My mom mumbled and ranted aloud multiple times while I was home. I’m pretty sure she meant for me or my dad to hear.
“I busted my ass off raising two kids nearly by myself!”
“I raised two kids with no help at all!”
“Now you have a baby. You know how hard it is!”
This one was meant for me to hear: “You are so lucky that Chris is so helpful,” she said, after observing Chris feed and burp Kaia multiple times, change her diapers, and organize her milk in the kitchen. “It makes it easier to have a family. Your dad… he was useless back then, and he’s useless now. You need to tell him what to do step by step, and even then he doesn’t do it right. It’s just easier most of the time to do it by myself.”
My mom always says she puts up with my dad because if it wasn’t for him, she’d likely already be dead in Vietnam decades ago. That’s probably true. She definitely owed her life to him. Unfortunately, he definitely has been an unsatisfactory husband and father. And with both their combined traumas, their marriage has definitely not been a happy one. It makes me sad for them, but it’s their life, and I can’t do anything about it.

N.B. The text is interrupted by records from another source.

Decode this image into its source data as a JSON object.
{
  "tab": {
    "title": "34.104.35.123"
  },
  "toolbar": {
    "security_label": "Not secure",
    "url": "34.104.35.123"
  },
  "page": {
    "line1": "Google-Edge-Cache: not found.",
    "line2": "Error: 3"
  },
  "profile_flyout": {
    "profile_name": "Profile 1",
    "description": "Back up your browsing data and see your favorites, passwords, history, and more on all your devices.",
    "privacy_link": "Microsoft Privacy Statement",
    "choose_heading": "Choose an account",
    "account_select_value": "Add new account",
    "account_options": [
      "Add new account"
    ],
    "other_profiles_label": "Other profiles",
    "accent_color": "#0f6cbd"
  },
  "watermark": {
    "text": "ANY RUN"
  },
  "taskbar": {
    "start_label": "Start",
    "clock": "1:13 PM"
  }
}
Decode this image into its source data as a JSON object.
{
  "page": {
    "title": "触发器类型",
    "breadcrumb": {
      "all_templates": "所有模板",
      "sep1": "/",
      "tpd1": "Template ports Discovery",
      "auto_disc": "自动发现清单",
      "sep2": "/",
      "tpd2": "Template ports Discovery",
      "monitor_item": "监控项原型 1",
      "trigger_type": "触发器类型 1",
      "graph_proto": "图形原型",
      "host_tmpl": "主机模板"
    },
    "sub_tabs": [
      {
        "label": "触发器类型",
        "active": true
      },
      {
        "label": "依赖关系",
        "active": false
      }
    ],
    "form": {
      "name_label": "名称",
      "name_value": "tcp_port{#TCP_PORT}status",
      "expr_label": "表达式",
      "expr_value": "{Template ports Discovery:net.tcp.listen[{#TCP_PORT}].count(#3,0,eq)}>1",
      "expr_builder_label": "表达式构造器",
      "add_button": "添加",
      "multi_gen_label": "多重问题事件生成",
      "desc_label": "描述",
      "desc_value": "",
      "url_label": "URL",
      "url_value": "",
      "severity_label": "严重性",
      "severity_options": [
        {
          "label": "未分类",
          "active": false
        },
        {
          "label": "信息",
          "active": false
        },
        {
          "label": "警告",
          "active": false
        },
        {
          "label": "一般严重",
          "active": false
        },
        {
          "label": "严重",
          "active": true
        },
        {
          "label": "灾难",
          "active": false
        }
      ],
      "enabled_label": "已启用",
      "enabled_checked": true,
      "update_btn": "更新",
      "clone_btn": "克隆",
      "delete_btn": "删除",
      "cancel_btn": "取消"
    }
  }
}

I am grateful to have a supportive, egalitarian partner. If it weren’t for Chris having as much family leave as he had and being as supportive and progressive as he is, there is no way in hell I’d have managed exclusive pumping and likely would have just switched to exclusive formula feeding long ago. I’d likely be in a far worse mental state as a first time mother. But that’s the thing: as time progresses, people like Chris should not be the exception: they should be the rule. We need to expect more of fathers being active parents and expect mothers to do less than they historically had because they did WAY too much before.